Saturday, February 03, 2007

A Few Last Thoughts for Philippe Lacoue-Labarthe (1940-2007)


It was very sad to discover, over on Pierre Joris' blog, that Philippe Lacoue-Labarthe died on January 27th. A philosopher and a critic, Lacoue-Labarthe never really had the American fame of some of his peers, like Derrida and Lyotard. Maybe he came a half-generation too late to ride the rising tide of French theory in the eighties and early nineties, maybe his reluctance to work in English played into this (from what I understand, this was an ethical choice, not a matter off inability). I'd just been reading him, for the first time in years, in preparation for a meeting about Celan with some of the poets of Chicago. Eerily, I see that on the same day he died I copied this short passage of his into one of my notebooks:

A poem has nothing to recount, nothing to say; what it recounts and says is that from which it wrenches away as a poem.


The remark seemed especially pertinent to Celan's Threadsuns, which resists narrative and mimesis with an energy that Lacoue-Labarthe's phrase "wrenches away" catches exactly.

Part of me feels like I should stop here, having said something positive about the man who has died. But I think it would be more in the spirit of inquiry, critique and debate that Lacoue-Labarthe served for me to keep going, and think a little bit with his ideas.

One surprising thing about Lacoue-Labarthe's statement is how closely it parallels Archibald Macleish's famous assertion in the poem "Ars Poetica," that "a poem should not mean but be." I'm fond of moments like this, when someone from one tradition (especially a despised tradition — and Macleish's appropriation by the New Critics makes him a part of such a tradition) seems to have arrived at a similar position to someone from another tradition. Of course there are all sorts of differences in the two poetics of refusal (my term for the kind of poetry that turns away from statement, mimesis, and narrative). For one thing, Macleish seems to come to his position out of a powerful conviction that the poem must be an object for the senses:

A poem should be palpable and mute
As a globed fruit

Dumb
As old medallions to the thumb

Silent as the sleeve-worn stone
Of casement ledges where the moss has grown -

A poem should be wordless
As the flight of birds...


Macleish's is an aesthetic conviction, first and foremost; in contrast, the Celan/Lacoue-Labarthe position seems to come from what is primarily an ethical conviction (in my last post I quoted Clifford Duffy about Adorno's effect on Celan, and I think this backs up the idea that Celan's later style emerged in large measure as an ethical act).

Another difference is this: unlike Lacoue-Labarthe's statement, Macleish's poem is fraught with an irony that is not always noted.
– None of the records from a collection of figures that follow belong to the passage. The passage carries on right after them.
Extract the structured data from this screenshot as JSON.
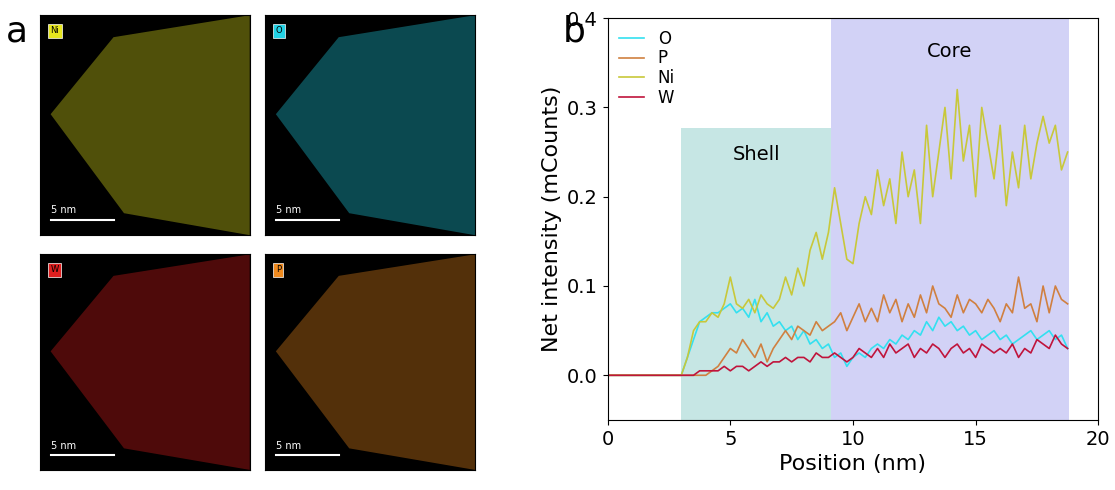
{
  "panel_a": {
    "label": "a",
    "scale_bar": "5 nm",
    "maps": [
      {
        "element": "Ni",
        "color": "#e6e61e"
      },
      {
        "element": "O",
        "color": "#22d3e6"
      },
      {
        "element": "W",
        "color": "#e01e1e"
      },
      {
        "element": "P",
        "color": "#f08a1e"
      }
    ]
  },
  "chart_data": {
    "type": "line",
    "label": "b",
    "xlabel": "Position (nm)",
    "ylabel": "Net intensity (mCounts)",
    "xlim": [
      0,
      20
    ],
    "xticks": [
      0,
      5,
      10,
      15,
      20
    ],
    "ylim": [
      -0.05,
      0.4
    ],
    "yticks": [
      {
        "value": 0.0,
        "label": "0.0"
      },
      {
        "value": 0.1,
        "label": "0.1"
      },
      {
        "value": 0.2,
        "label": "0.2"
      },
      {
        "value": 0.3,
        "label": "0.3"
      },
      {
        "value": 0.4,
        "label": "0.4"
      }
    ],
    "legend": "upper left",
    "regions": [
      {
        "label": "Shell",
        "xlim": [
          3.0,
          9.1
        ],
        "top": 0.277,
        "color": "#b3dedb"
      },
      {
        "label": "Core",
        "xlim": [
          9.1,
          18.8
        ],
        "top": 0.4,
        "color": "#c4c4f4"
      }
    ],
    "x": [
      0,
      0.25,
      0.5,
      0.75,
      1,
      1.25,
      1.5,
      1.75,
      2,
      2.25,
      2.5,
      2.75,
      3,
      3.25,
      3.5,
      3.75,
      4,
      4.25,
      4.5,
      4.75,
      5,
      5.25,
      5.5,
      5.75,
      6,
      6.25,
      6.5,
      6.75,
      7,
      7.25,
      7.5,
      7.75,
      8,
      8.25,
      8.5,
      8.75,
      9,
      9.25,
      9.5,
      9.75,
      10,
      10.25,
      10.5,
      10.75,
      11,
      11.25,
      11.5,
      11.75,
      12,
      12.25,
      12.5,
      12.75,
      13,
      13.25,
      13.5,
      13.75,
      14,
      14.25,
      14.5,
      14.75,
      15,
      15.25,
      15.5,
      15.75,
      16,
      16.25,
      16.5,
      16.75,
      17,
      17.25,
      17.5,
      17.75,
      18,
      18.25,
      18.5,
      18.75
    ],
    "series": [
      {
        "name": "O",
        "color": "#33e0f0",
        "values": [
          0,
          0,
          0,
          0,
          0,
          0,
          0,
          0,
          0,
          0,
          0,
          0,
          0,
          0.02,
          0.04,
          0.06,
          0.065,
          0.07,
          0.07,
          0.075,
          0.08,
          0.07,
          0.075,
          0.065,
          0.085,
          0.06,
          0.07,
          0.055,
          0.06,
          0.05,
          0.055,
          0.04,
          0.05,
          0.035,
          0.04,
          0.03,
          0.035,
          0.02,
          0.025,
          0.01,
          0.02,
          0.025,
          0.02,
          0.03,
          0.035,
          0.03,
          0.04,
          0.035,
          0.045,
          0.04,
          0.05,
          0.045,
          0.06,
          0.05,
          0.065,
          0.055,
          0.06,
          0.05,
          0.055,
          0.045,
          0.05,
          0.04,
          0.045,
          0.05,
          0.04,
          0.045,
          0.035,
          0.04,
          0.045,
          0.05,
          0.04,
          0.045,
          0.05,
          0.04,
          0.045,
          0.03
        ]
      },
      {
        "name": "P",
        "color": "#d08040",
        "values": [
          0,
          0,
          0,
          0,
          0,
          0,
          0,
          0,
          0,
          0,
          0,
          0,
          0,
          0,
          0,
          0,
          0,
          0.005,
          0.01,
          0.02,
          0.03,
          0.025,
          0.04,
          0.03,
          0.02,
          0.035,
          0.015,
          0.03,
          0.04,
          0.05,
          0.04,
          0.055,
          0.05,
          0.045,
          0.06,
          0.05,
          0.055,
          0.06,
          0.07,
          0.05,
          0.065,
          0.08,
          0.06,
          0.075,
          0.06,
          0.09,
          0.07,
          0.085,
          0.06,
          0.08,
          0.065,
          0.09,
          0.07,
          0.1,
          0.08,
          0.075,
          0.065,
          0.09,
          0.07,
          0.085,
          0.08,
          0.07,
          0.085,
          0.075,
          0.06,
          0.08,
          0.07,
          0.11,
          0.075,
          0.08,
          0.06,
          0.1,
          0.07,
          0.1,
          0.085,
          0.08
        ]
      },
      {
        "name": "Ni",
        "color": "#c8c83a",
        "values": [
          0,
          0,
          0,
          0,
          0,
          0,
          0,
          0,
          0,
          0,
          0,
          0,
          0,
          0.02,
          0.05,
          0.06,
          0.06,
          0.07,
          0.065,
          0.08,
          0.11,
          0.08,
          0.075,
          0.085,
          0.07,
          0.09,
          0.08,
          0.075,
          0.085,
          0.11,
          0.09,
          0.12,
          0.1,
          0.14,
          0.16,
          0.13,
          0.16,
          0.21,
          0.17,
          0.13,
          0.125,
          0.17,
          0.2,
          0.18,
          0.23,
          0.19,
          0.22,
          0.17,
          0.25,
          0.2,
          0.23,
          0.17,
          0.28,
          0.2,
          0.25,
          0.3,
          0.22,
          0.32,
          0.24,
          0.28,
          0.2,
          0.3,
          0.26,
          0.22,
          0.28,
          0.19,
          0.25,
          0.21,
          0.28,
          0.22,
          0.26,
          0.29,
          0.26,
          0.28,
          0.23,
          0.25
        ]
      },
      {
        "name": "W",
        "color": "#c0143c",
        "values": [
          0,
          0,
          0,
          0,
          0,
          0,
          0,
          0,
          0,
          0,
          0,
          0,
          0,
          0,
          0,
          0.005,
          0.005,
          0.005,
          0.005,
          0.01,
          0.005,
          0.01,
          0.01,
          0.005,
          0.01,
          0.015,
          0.01,
          0.015,
          0.015,
          0.02,
          0.015,
          0.02,
          0.02,
          0.015,
          0.025,
          0.02,
          0.02,
          0.025,
          0.02,
          0.015,
          0.02,
          0.03,
          0.025,
          0.02,
          0.03,
          0.02,
          0.035,
          0.025,
          0.03,
          0.035,
          0.02,
          0.03,
          0.025,
          0.035,
          0.03,
          0.02,
          0.03,
          0.035,
          0.025,
          0.03,
          0.02,
          0.035,
          0.03,
          0.025,
          0.03,
          0.025,
          0.035,
          0.02,
          0.03,
          0.025,
          0.04,
          0.035,
          0.03,
          0.045,
          0.035,
          0.03
        ]
      }
    ]
  }
}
If, for example, a poem should "not mean but be," then how can one account for the thesis-driven, statement-oriented, position-taking element of "Ars Poetica"? If you wanted to be uncharitable to Macleish, you could say this is contradictory and probably unintended. If you want to take a more positive view, you can say that his poem is an intriguingly self-consuming artifact, one that tears itself apart by driving in two directions at the same time. It asserts the need to turn away from meaning, but in the process turns toward statement-making and meaning.

Lacoue-Labarthe, good critic that he is, describes the wrenching action of poetry. In a different context, and a different — perhaps opposite — way, Macleish enacts that wrenching.